[PATCH 1/2] SELinux Context Label based audit filtering

Steve Grubb sgrubb at redhat.com
Thu Feb 2 22:18:16 UTC 2006


On Thursday 02 February 2006 16:47, Dustin Kirkland wrote:
> Other (less expensive option) for both the object contexts and the task
> context would be to instead only harvest the SIDs (via new interfaces) and
> to provide interfaces for getting specific fields and compare them rather
> than having to allocate memory and generate full contexts each time, as
> we've discussed before on the list.  That does require changes to the
> SELinux module and new interfaces from it, of course.

Stephen, It might be better if you make an interface for Dustin and send the 
patch. We can then apply it locally for testing.

> > > diff --git a/include/linux/audit.h b/include/linux/audit.h
> > > --- a/include/linux/audit.h
> > > +++ b/include/linux/audit.h
> > > @@ -140,6 +140,11 @@
> > >  #define AUDIT_PERS 10
> > >  #define AUDIT_ARCH 11
> > >  #define AUDIT_MSGTYPE      12
> > > +#define AUDIT_SE_USER      13      /* security label user */
> > > +#define AUDIT_SE_ROLE      14      /* security label role */
> > > +#define AUDIT_SE_TYPE      15      /* security label type */
> > > +#define AUDIT_SE_CAT       16      /* security label category */
> > > +#define AUDIT_SE_SENS      17      /* security label sensitivity */
> >
> > There can be two levels in the MLS field (a low and a high), so you have
> > potentially two sensitivities and two category sets, plus you may want
> > to match on a particular category in a category set, not the entire
> > thing.

I think we are covered.
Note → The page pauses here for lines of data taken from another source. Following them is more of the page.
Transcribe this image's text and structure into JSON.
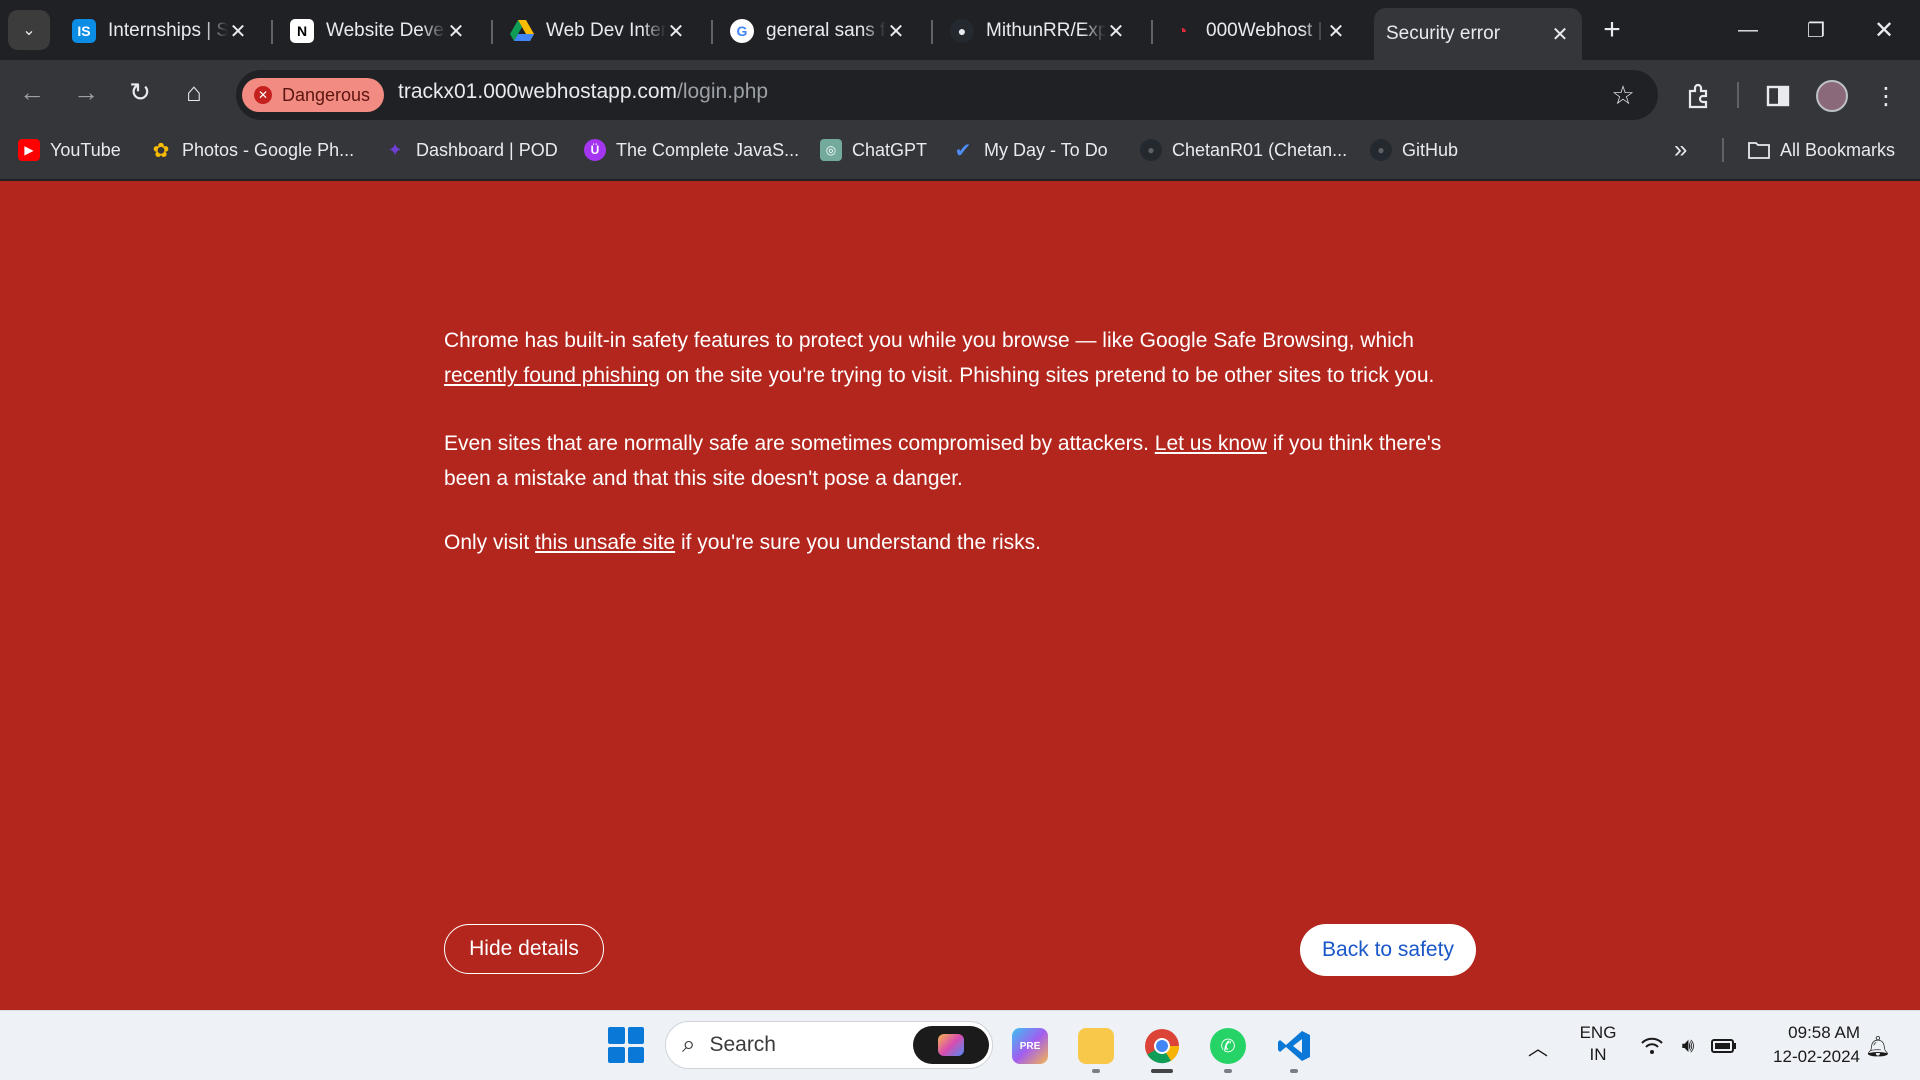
{
  "tabs": [
    {
      "title": "Internships | S",
      "favicon": "IS"
    },
    {
      "title": "Website Devel",
      "favicon": "N"
    },
    {
      "title": "Web Dev Inter",
      "favicon": "drive"
    },
    {
      "title": "general sans f",
      "favicon": "G"
    },
    {
      "title": "MithunRR/Exp",
      "favicon": "github"
    },
    {
      "title": "000Webhost |",
      "favicon": "000"
    },
    {
      "title": "Security error",
      "favicon": ""
    }
  ],
  "toolbar": {
    "security_chip": "Dangerous",
    "url_host": "trackx01.000webhostapp.com",
    "url_path": "/login.php"
  },
  "bookmarks": [
    {
      "label": "YouTube",
      "color": "#ff0000",
      "glyph": "▶"
    },
    {
      "label": "Photos - Google Ph...",
      "color": "#fbbc04",
      "glyph": "✿"
    },
    {
      "label": "Dashboard | POD",
      "color": "#6e3fd4",
      "glyph": "✦"
    },
    {
      "label": "The Complete JavaS...",
      "color": "#a435f0",
      "glyph": "Ü"
    },
    {
      "label": "ChatGPT",
      "color": "#74aa9c",
      "glyph": "◎"
    },
    {
      "label": "My Day - To Do",
      "color": "#2564cf",
      "glyph": "✔"
    },
    {
      "label": "ChetanR01 (Chetan...",
      "color": "#24292f",
      "glyph": "●"
    },
    {
      "label": "GitHub",
      "color": "#24292f",
      "glyph": "●"
    }
  ],
  "all_bookmarks_label": "All Bookmarks",
  "warning": {
    "para1_before": "Chrome has built-in safety features to protect you while you browse — like Google Safe Browsing, which ",
    "para1_link": "recently found phishing",
    "para1_after": " on the site you're trying to visit. Phishing sites pretend to be other sites to trick you.",
    "para2_before": "Even sites that are normally safe are sometimes compromised by attackers. ",
    "para2_link": "Let us know",
    "para2_after": " if you think there's been a mistake and that this site doesn't pose a danger.",
    "para3_before": "Only visit ",
    "para3_link": "this unsafe site",
    "para3_after": " if you're sure you understand the risks.",
    "hide_details_label": "Hide details",
    "back_to_safety_label": "Back to safety"
  },
  "taskbar": {
    "search_placeholder": "Search",
    "lang_line1": "ENG",
    "lang_line2": "IN",
    "time": "09:58 AM",
    "date": "12-02-2024"
  },
  "colors": {
    "danger_background": "#b3261e",
    "chip": "#f28b82",
    "back_button_text": "#1a57c9"
  }
}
I mentioned to Dustin that those fields need to be 
handled as integers for comparison. We should be able to specify a range for 
matching like:

-F "se_sensitivity>=2" -F "se_sensitivity<=9"

> > Also, the above doesn't seem very extensible to cope with 
> > potential future extension of the SELinux security context.

Is there a convention for context parsing? If not, we should probably decide 
what it will be or at least how to identify the end of what we know so that 
if they get out of sync in the future, it would do the wrong thing.